FOR A WHILE I HAD GONE MAD. MADNESS RUNS IN MY family. We have a long history of retreating from reality.

A part of me had known from the moment Stormy came to me in the ICU that she had become one of the lingering dead. The truth hurt too much to accept. In my condition that Wednesday afternoon, her death would have been one wound too many, and I would have let go of this life.

The dead don't talk. I don't know why. So I spoke for Stormy in the conversations that she and I had shared during the past week. I said for her what I knew she wanted to say. I can almost read her mind. We are immeasurably closer than best friends, closer than mere lovers. Stormy Llewellyn and I are each other's destiny.

In spite of his bandaged wounds, the chief held me tightly and let me pour out my grief in his fatherly arms.

Later, Little Ozzie led me to the living-room sofa. He sat with me, tipping the furniture in his direction.

The chief pulled a chair close to us. Karla sat on the arm of the sofa, at my side. Terri settled on the floor in front of me, one hand on my knee.

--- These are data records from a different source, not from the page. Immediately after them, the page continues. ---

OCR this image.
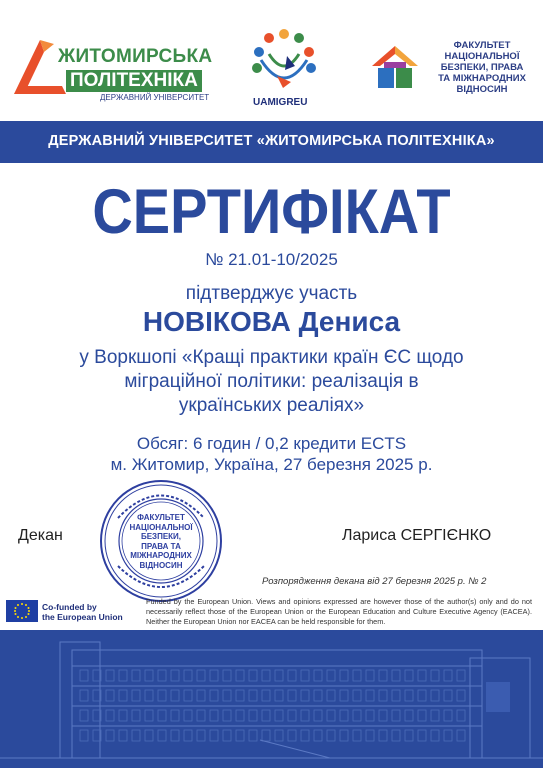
ЖИТОМИРСЬКА
ПОЛІТЕХНІКА
ДЕРЖАВНИЙ УНІВЕРСИТЕТ	UAMIGREU
ФАКУЛЬТЕТ
НАЦІОНАЛЬНОЇ
БЕЗПЕКИ, ПРАВА
ТА МІЖНАРОДНИХ
ВІДНОСИН
ДЕРЖАВНИЙ УНІВЕРСИТЕТ «ЖИТОМИРСЬКА ПОЛІТЕХНІКА»
СЕРТИФІКАТ
№ 21.01-10/2025
підтверджує участь
НОВІКОВА Дениса
у Воркшопі «Кращі практики країн ЄС щодо
міграційної політики: реалізація в
українських реаліях»
Обсяг: 6 годин / 0,2 кредити ECTS
м. Житомир, Україна, 27 березня 2025 р.
ФАКУЛЬТЕТ
НАЦІОНАЛЬНОЇ
БЕЗПЕКИ,
ПРАВА ТА
МІЖНАРОДНИХ
ВІДНОСИН
Декан	Лариса СЕРГІЄНКО
Розпорядження декана від 27 березня 2025 р. № 2
Co-funded by
the European Union
Funded by the European Union. Views and opinions expressed are however those of the author(s) only and do not necessarily reflect those of the European Union or the European Education and Culture Executive Agency (EACEA). Neither the European Union nor EACEA can be held responsible for them.
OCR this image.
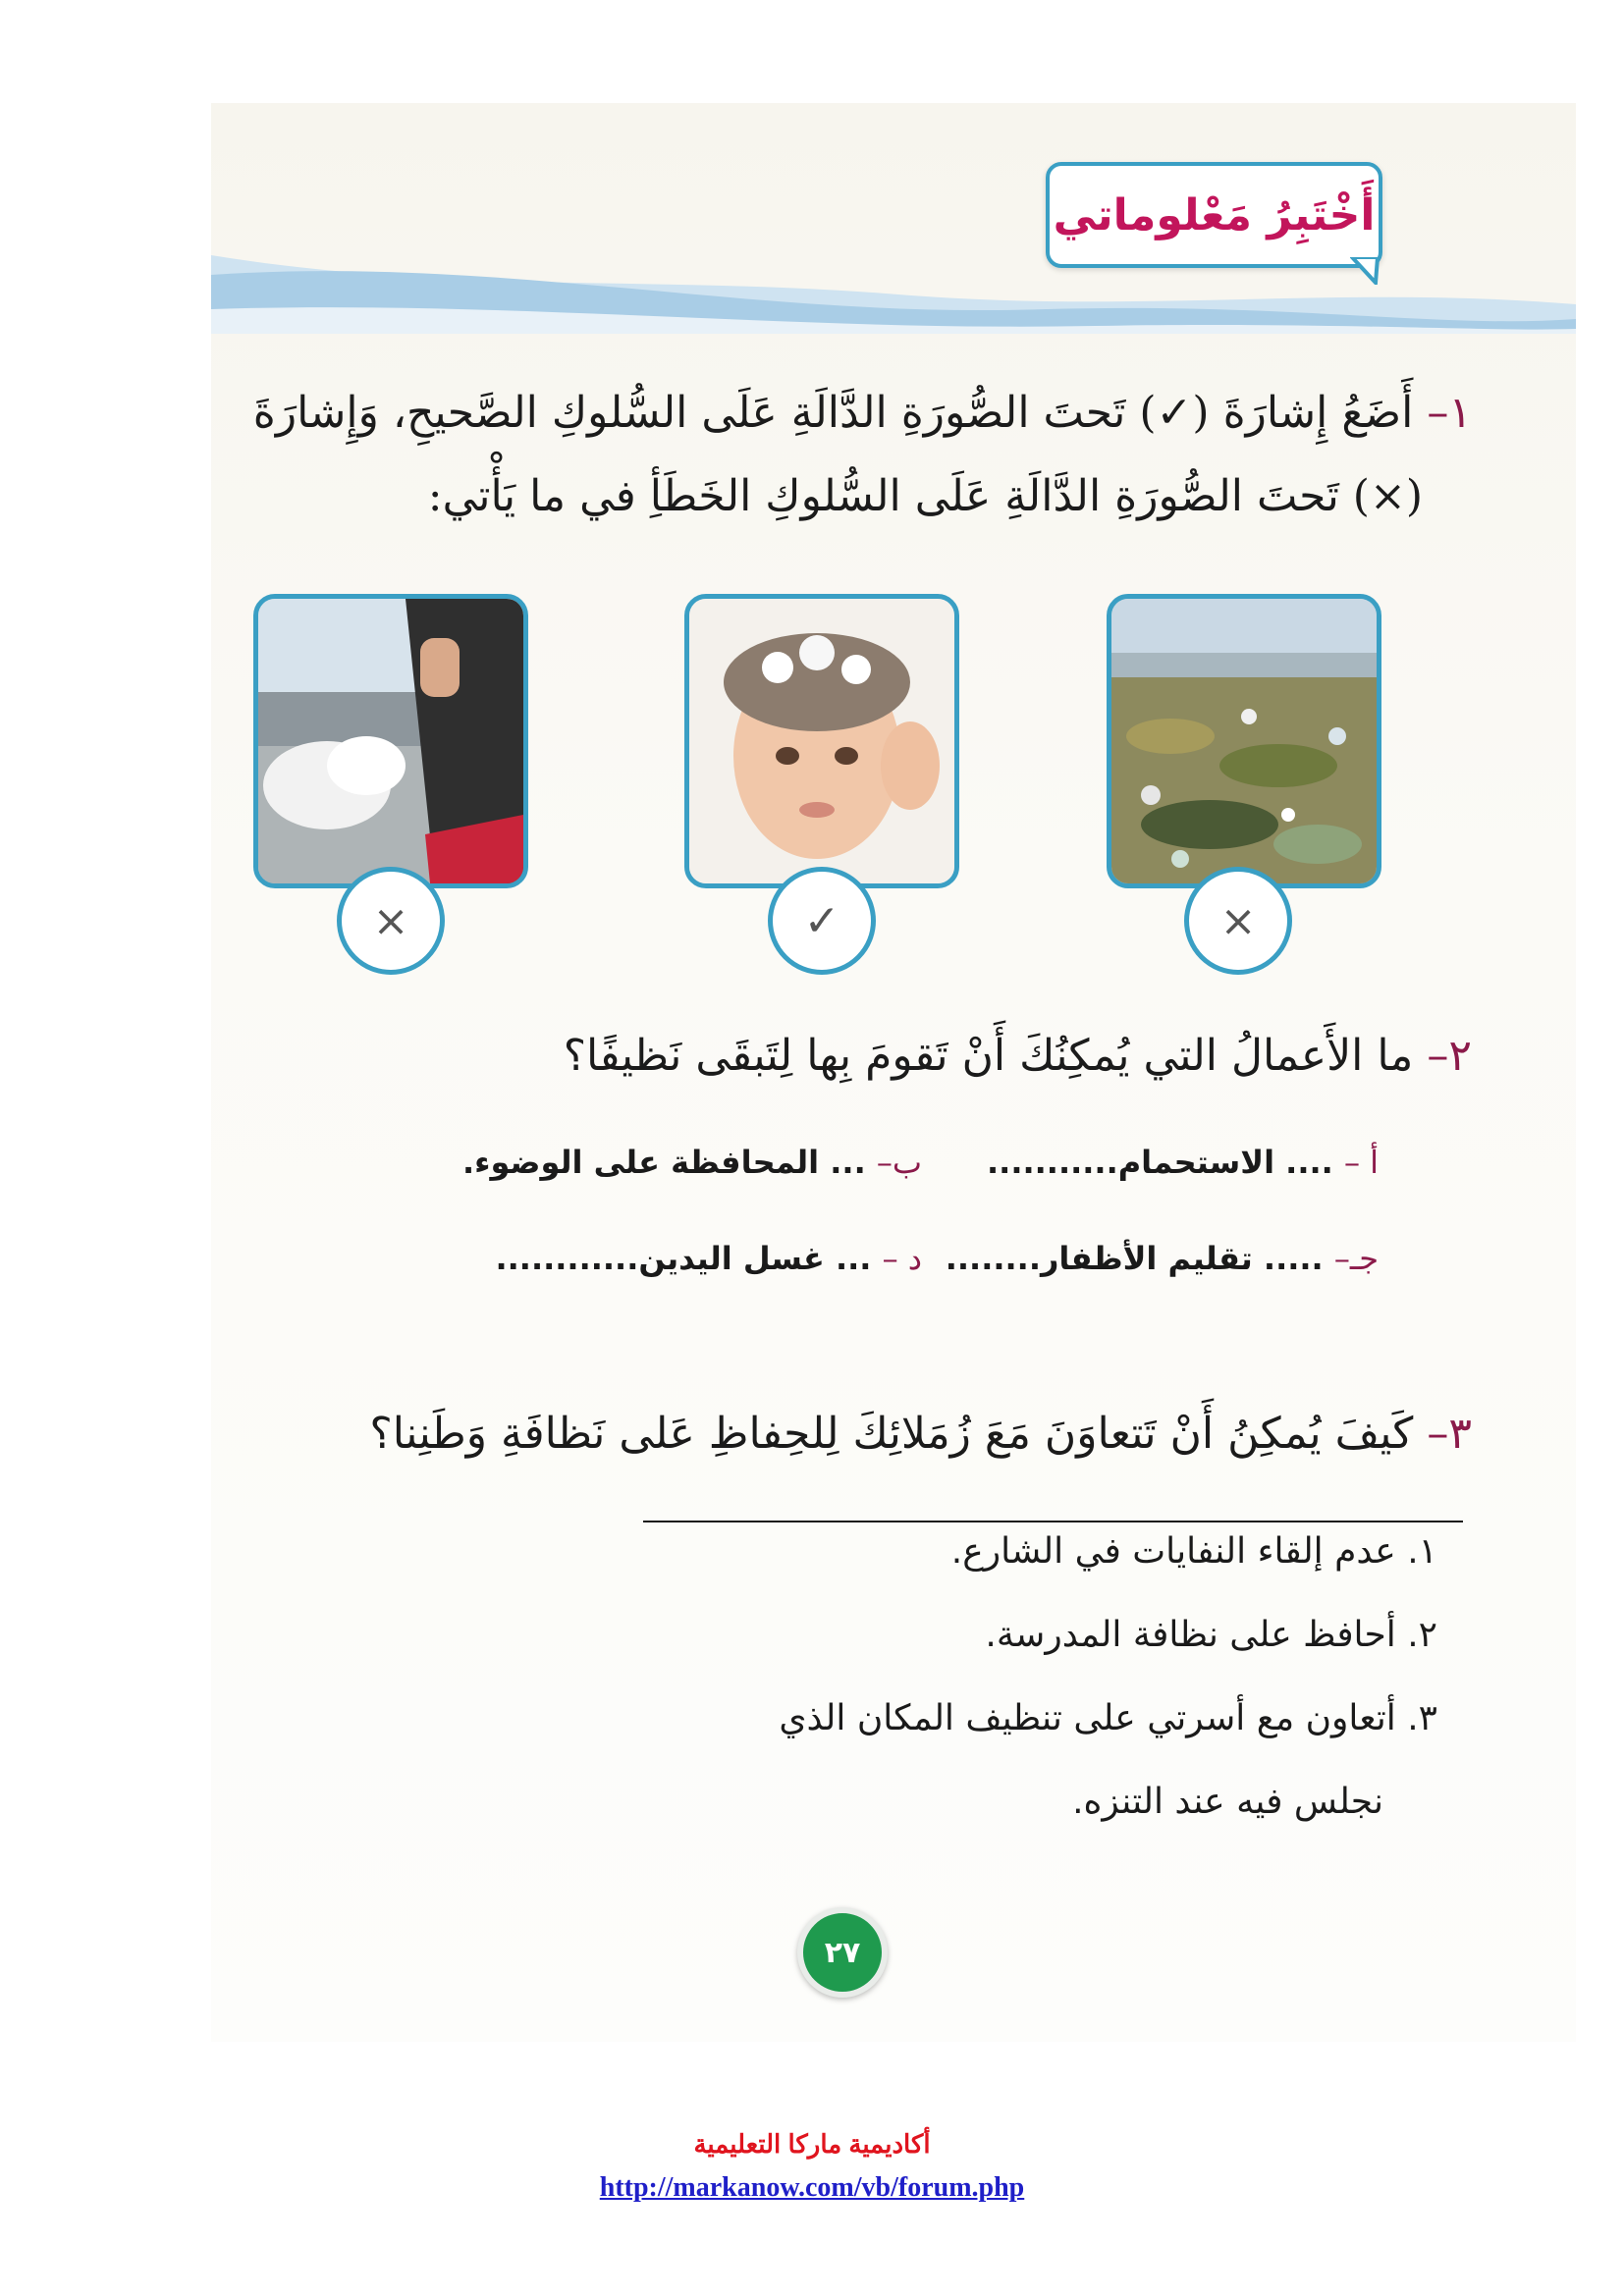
أَخْتَبِرُ مَعْلوماتي
١– أَضَعُ إِشارَةَ (✓) تَحتَ الصُّورَةِ الدَّالَةِ عَلَى السُّلوكِ الصَّحيحِ، وَإِشارَةَ
(×) تَحتَ الصُّورَةِ الدَّالَةِ عَلَى السُّلوكِ الخَطَأِ في ما يَأْتي:
×
✓
×
٢– ما الأَعمالُ التي يُمكِنُكَ أَنْ تَقومَ بِها لِتَبقَى نَظيفًا؟
أ – .... الاستحمام...........
ب– ... المحافظة على الوضوء.
جـ– ..... تقليم الأظفار........
د – ... غسل اليدين............
٣– كَيفَ يُمكِنُ أَنْ تَتعاوَنَ مَعَ زُمَلائِكَ لِلحِفاظِ عَلى نَظافَةِ وَطَنِنا؟
١. عدم إلقاء النفايات في الشارع.
٢. أحافظ على نظافة المدرسة.
٣. أتعاون مع أسرتي على تنظيف المكان الذي
نجلس فيه عند التنزه.
٢٧
أكاديمية ماركا التعليمية
http://markanow.com/vb/forum.php
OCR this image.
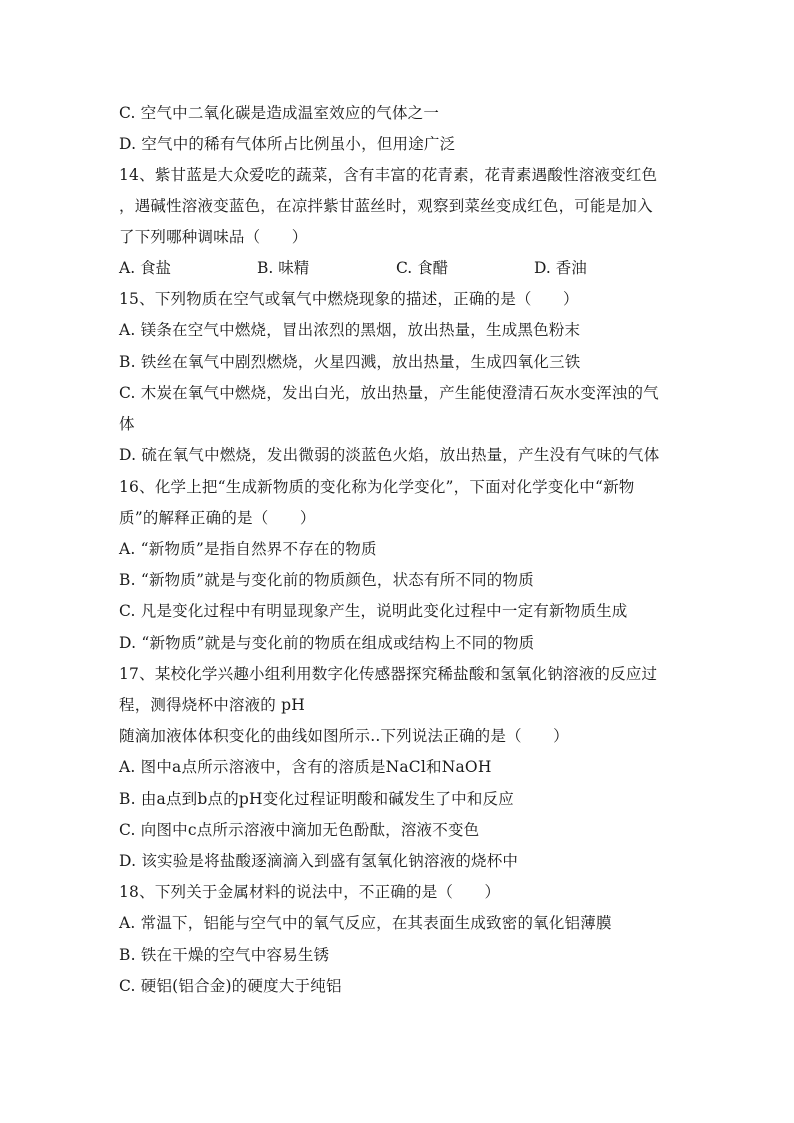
C. 空气中二氧化碳是造成温室效应的气体之一
D. 空气中的稀有气体所占比例虽小，但用途广泛
14、紫甘蓝是大众爱吃的蔬菜，含有丰富的花青素，花青素遇酸性溶液变红色
，遇碱性溶液变蓝色，在凉拌紫甘蓝丝时，观察到菜丝变成红色，可能是加入
了下列哪种调味品（　　）
A. 食盐	B. 味精	C. 食醋	D. 香油
15、下列物质在空气或氧气中燃烧现象的描述，正确的是（　　）
A. 镁条在空气中燃烧，冒出浓烈的黑烟，放出热量，生成黑色粉末
B. 铁丝在氧气中剧烈燃烧，火星四溅，放出热量，生成四氧化三铁
C. 木炭在氧气中燃烧，发出白光，放出热量，产生能使澄清石灰水变浑浊的气
体
D. 硫在氧气中燃烧，发出微弱的淡蓝色火焰，放出热量，产生没有气味的气体
16、化学上把“生成新物质的变化称为化学变化”，下面对化学变化中“新物
质”的解释正确的是（　　）
A. “新物质”是指自然界不存在的物质
B. “新物质”就是与变化前的物质颜色，状态有所不同的物质
C. 凡是变化过程中有明显现象产生，说明此变化过程中一定有新物质生成
D. “新物质”就是与变化前的物质在组成或结构上不同的物质
17、某校化学兴趣小组利用数字化传感器探究稀盐酸和氢氧化钠溶液的反应过
程，测得烧杯中溶液的 pH
随滴加液体体积变化的曲线如图所示..下列说法正确的是（　　）
A. 图中a点所示溶液中，含有的溶质是NaCl和NaOH
B. 由a点到b点的pH变化过程证明酸和碱发生了中和反应
C. 向图中c点所示溶液中滴加无色酚酞，溶液不变色
D. 该实验是将盐酸逐滴滴入到盛有氢氧化钠溶液的烧杯中
18、下列关于金属材料的说法中，不正确的是（　　）
A. 常温下，铝能与空气中的氧气反应，在其表面生成致密的氧化铝薄膜
B. 铁在干燥的空气中容易生锈
C. 硬铝(铝合金)的硬度大于纯铝
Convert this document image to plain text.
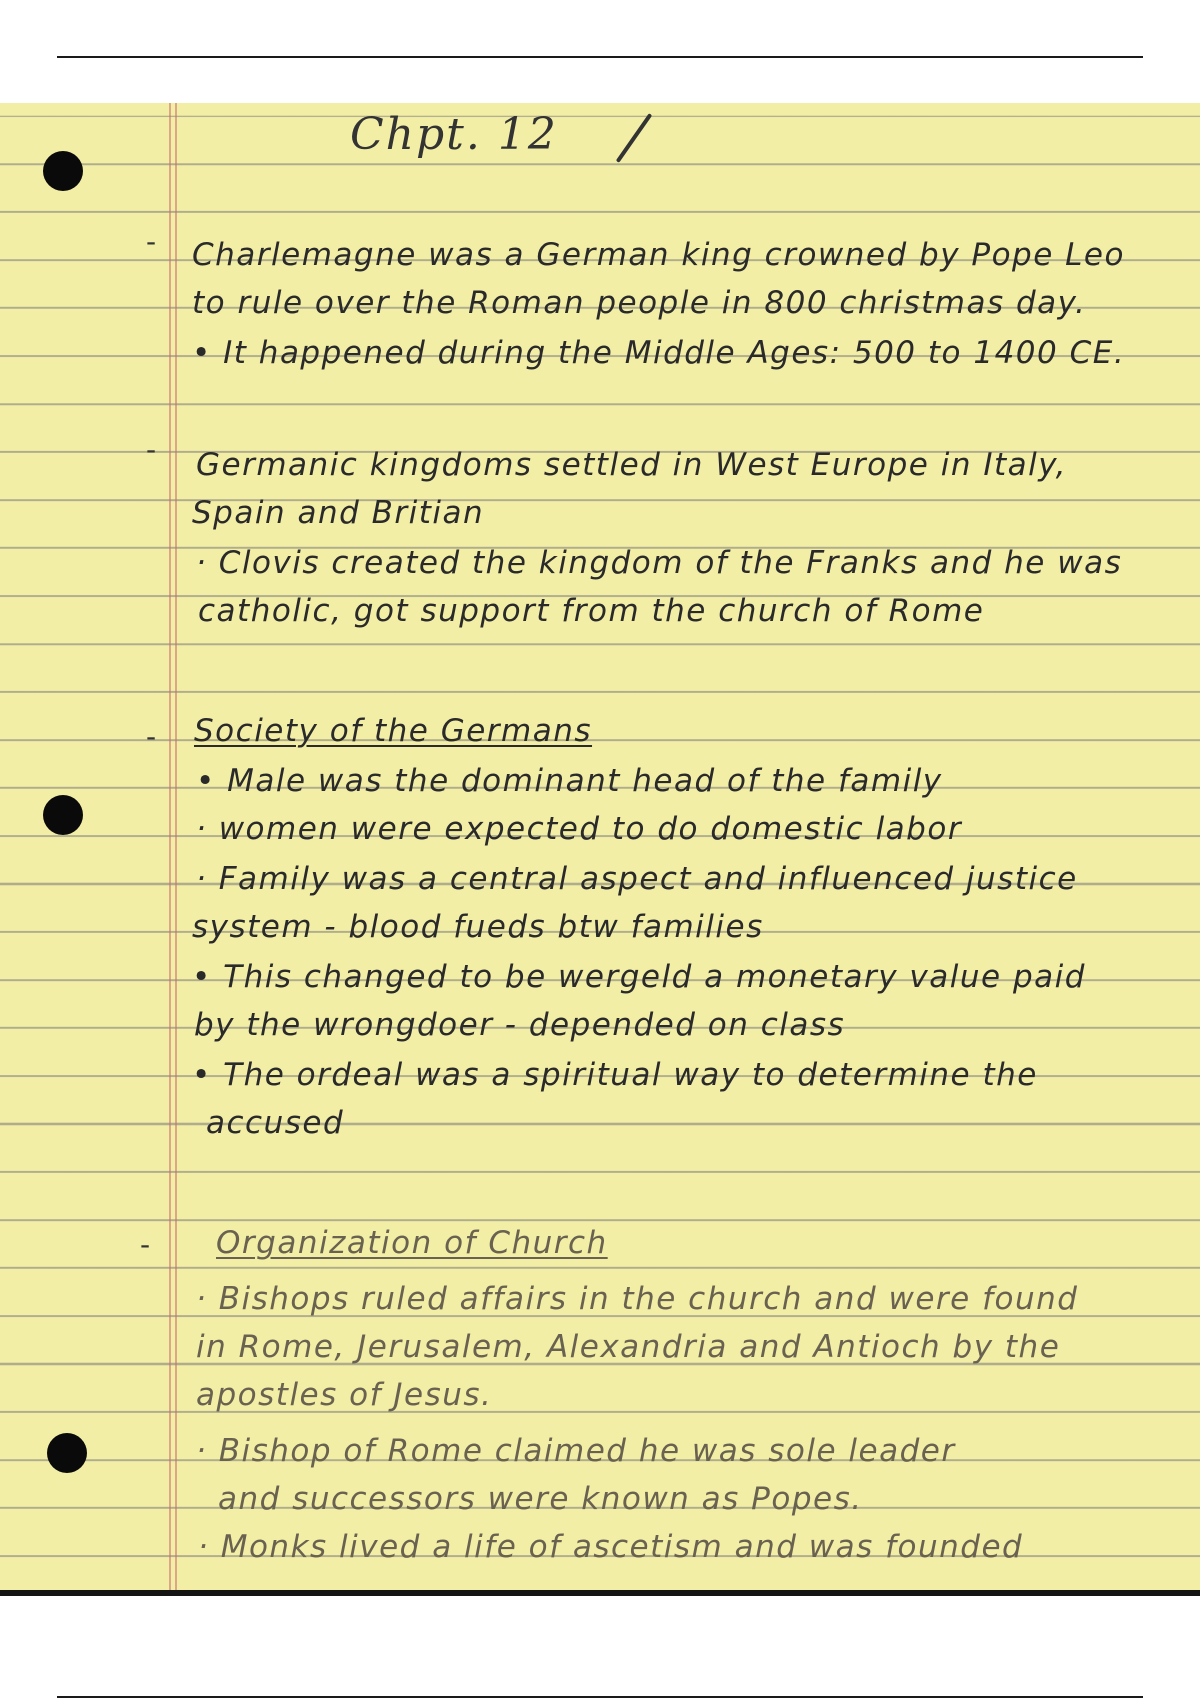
Chpt. 12
-
-
-
-
Charlemagne was a German king crowned by Pope Leo
to rule over the Roman people in 800 christmas day.
• It happened during the Middle Ages: 500 to 1400 CE.
Germanic kingdoms settled in West Europe in Italy,
Spain and Britian
· Clovis created the kingdom of the Franks and he was
catholic, got support from the church of Rome
Society of the Germans
• Male was the dominant head of the family
· women were expected to do domestic labor
· Family was a central aspect and influenced justice
system - blood fueds btw families
• This changed to be wergeld a monetary value paid
by the wrongdoer - depended on class
• The ordeal was a spiritual way to determine the
accused
Organization of Church
· Bishops ruled affairs in the church and were found
in Rome, Jerusalem, Alexandria and Antioch by the
apostles of Jesus.
· Bishop of Rome claimed he was sole leader
and successors were known as Popes.
· Monks lived a life of ascetism and was founded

My beautiful Stormy stood apart, watching. I have never seen on any human face a look more loving than the one with which she favored me in that terrible moment.

Taking my hand, Little Ozzie said, "You know you've got to let her go, dear boy."

I nodded, for I could not speak.

Long after the day of which I now write, Ozzie had told me to keep the tone of this manuscript as light as possible by being an unreliable narrator, like the lead character in Agatha Christie's The Murder of Roger Ackroyd. I have played tricks with certain verbs. Throughout, I have often written of Stormy and our future together in the present tense, as if we are still together in this life. No more.